Thursday, 22 April 2010

Survival of the Deadest!

Survival of the Dead 2009 US
Directed by George A. Romero
Optimum DVD Region 2

There’s something comforting about a “night in” with a Romero zombie movie. He’s a bit hit and miss as a director (I found his original version of The Crazies almost unwatchable when I checked it out a few years back) but for some reason, and this probably has a lot to do with how he reinvented the genre back in 1968, his zombie films are always a good watch.

So it didn’t worry me too much when the sixth movie in his shuffling dreadnought of a zombie series bypassed a cinema release in this country and went straight to DVD a few weeks back. Heck, a lot of people really hated the last one (his cheating riff on the first-person shooter school of movie making) but I thought it was really excellent... and frankly his third film in the series, Day of the Dead, will always be my least favourite of the series (even if it does have Bub in it). This movie is probably my next least favourite next to that, but only because the other four; Night of the Living Dead, Dawn of the Dead, Land of the Dead and Diary of the Dead, have been really top notch.

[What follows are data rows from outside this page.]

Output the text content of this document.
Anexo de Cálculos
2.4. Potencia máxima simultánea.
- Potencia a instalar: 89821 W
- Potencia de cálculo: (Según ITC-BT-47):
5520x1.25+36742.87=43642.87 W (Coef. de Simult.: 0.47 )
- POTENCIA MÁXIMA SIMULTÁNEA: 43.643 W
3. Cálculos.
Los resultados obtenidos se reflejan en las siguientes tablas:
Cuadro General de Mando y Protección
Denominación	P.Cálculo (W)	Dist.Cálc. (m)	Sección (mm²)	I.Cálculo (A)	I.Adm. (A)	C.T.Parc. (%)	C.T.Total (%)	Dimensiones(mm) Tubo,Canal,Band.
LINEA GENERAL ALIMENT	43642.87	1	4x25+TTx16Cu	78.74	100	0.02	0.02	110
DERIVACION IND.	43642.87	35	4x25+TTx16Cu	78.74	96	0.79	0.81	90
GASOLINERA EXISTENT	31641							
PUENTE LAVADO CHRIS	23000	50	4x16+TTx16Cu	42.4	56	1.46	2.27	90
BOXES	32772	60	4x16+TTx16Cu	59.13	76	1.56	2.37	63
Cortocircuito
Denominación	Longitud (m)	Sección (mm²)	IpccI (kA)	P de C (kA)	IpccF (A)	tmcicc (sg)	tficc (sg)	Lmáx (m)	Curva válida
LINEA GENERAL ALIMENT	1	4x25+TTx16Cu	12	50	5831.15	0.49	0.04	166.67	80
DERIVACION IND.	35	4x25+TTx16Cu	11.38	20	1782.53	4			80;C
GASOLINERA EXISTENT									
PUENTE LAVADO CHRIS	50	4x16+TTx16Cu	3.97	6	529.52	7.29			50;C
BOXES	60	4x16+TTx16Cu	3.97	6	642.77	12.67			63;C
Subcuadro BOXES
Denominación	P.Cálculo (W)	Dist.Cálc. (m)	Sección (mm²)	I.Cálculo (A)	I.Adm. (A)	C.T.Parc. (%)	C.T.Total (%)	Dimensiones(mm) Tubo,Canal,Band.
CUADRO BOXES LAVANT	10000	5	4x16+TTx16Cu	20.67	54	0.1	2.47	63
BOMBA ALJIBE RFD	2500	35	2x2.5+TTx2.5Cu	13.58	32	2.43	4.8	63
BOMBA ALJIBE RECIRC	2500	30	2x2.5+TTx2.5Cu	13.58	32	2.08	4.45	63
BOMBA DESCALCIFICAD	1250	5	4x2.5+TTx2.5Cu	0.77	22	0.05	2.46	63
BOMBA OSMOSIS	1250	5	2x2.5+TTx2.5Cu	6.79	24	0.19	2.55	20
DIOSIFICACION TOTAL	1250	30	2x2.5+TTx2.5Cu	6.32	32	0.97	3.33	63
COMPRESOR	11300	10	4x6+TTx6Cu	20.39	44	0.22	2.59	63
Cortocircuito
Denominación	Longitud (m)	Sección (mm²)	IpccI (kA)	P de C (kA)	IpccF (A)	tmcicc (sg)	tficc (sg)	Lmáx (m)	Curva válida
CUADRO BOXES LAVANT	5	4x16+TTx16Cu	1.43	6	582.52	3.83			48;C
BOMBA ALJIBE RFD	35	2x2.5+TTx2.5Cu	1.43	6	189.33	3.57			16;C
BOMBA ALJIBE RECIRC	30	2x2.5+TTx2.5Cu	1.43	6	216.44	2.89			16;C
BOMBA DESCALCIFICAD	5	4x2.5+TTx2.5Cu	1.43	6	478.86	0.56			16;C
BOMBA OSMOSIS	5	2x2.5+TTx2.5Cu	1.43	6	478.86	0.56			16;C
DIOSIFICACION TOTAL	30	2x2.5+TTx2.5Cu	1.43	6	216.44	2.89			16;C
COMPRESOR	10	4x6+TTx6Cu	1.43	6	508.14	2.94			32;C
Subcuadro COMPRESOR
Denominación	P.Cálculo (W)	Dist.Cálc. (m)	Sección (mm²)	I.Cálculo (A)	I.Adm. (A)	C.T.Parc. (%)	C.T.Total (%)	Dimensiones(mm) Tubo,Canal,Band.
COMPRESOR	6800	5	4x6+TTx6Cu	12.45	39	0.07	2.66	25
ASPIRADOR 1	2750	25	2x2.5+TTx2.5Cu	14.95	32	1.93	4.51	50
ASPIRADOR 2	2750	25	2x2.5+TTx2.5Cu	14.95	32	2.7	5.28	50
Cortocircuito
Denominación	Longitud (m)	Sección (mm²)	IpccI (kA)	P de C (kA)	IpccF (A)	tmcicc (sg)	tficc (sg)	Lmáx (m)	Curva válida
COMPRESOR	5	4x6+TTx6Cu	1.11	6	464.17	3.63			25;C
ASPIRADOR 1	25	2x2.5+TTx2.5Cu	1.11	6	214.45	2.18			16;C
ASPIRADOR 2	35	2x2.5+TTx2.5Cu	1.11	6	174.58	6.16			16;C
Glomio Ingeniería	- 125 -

Having watched Survival of the Dead now, I’ve been trying to get a handle on what it was really trying to comment on. There is a returning character from the previous film (one of the “home guard” who stole all the “heroes” stuff in the last one) and he has been made a lot more sympathetic in this movie. Actually, I think you’ll find that this is the first time in the series where a character has actually come back into the next film... unless you count Tom Savini’s brief reappearance in Land of the Dead as the zombified biker leader from Dawn of the Dead. Anyway, this character and his group get caught up in a power struggle between two embittered old clan leaders on an island. There’s not much in the way of plot development and the only really new thing is when the zombies finally show an inclination to eat something other than human flesh. I don’t want to spoil it too much for anyone but the phrase “So hungry I could eat a -” comes to mind.

If Night was about racial intolerance, Dawn was about consumerism, Day was about the refutation of the term “military intelligence”, Land... a metaphor for the homeless community and Diary was a look at the way information is used virally through modern technology, then perhaps Survival is making a comment about cultures clashing and heading naturally to violence rather then changing course and making peace. Oh... and lots of shuffling dead people getting gorily shot in the head... but that’s a standard factor in all these movies.

I can kind of see why this movie didn’t get a release over here... most of the protagonists are not young and the suits that decide these things probably thought that the youthful, “beautiful people” would not sit still to watch old men blasting away at each other. And they might have had less confidence that some of the little in-jokes, like a whole mess of dialogue from Sturges’ Kurosawa remake The Magnificent Seven, would fall on uncomprehending ears.

Still, there’s a lot to like in this one.

Zombie movies are rarely very scary (except REC.... that was unbelievably scary) ... and nor, more often than not, are they trying to be. They’re really just body count movies. Even so though, there was a shot in this movie which actually succeeded in making me jump and caused my heart to beat faster. Admittedly it involved a flying bird in the foreground of the shot and no zombies, but even so... scarey bird.

I, for one, would have welcomed the opportunity to see Survival of the Dead on a larger screen. Hopefully the general public’s lack of enthusiasm for this one won’t put Romero off from making another installment. Love to see those shuffling corpses making mischief!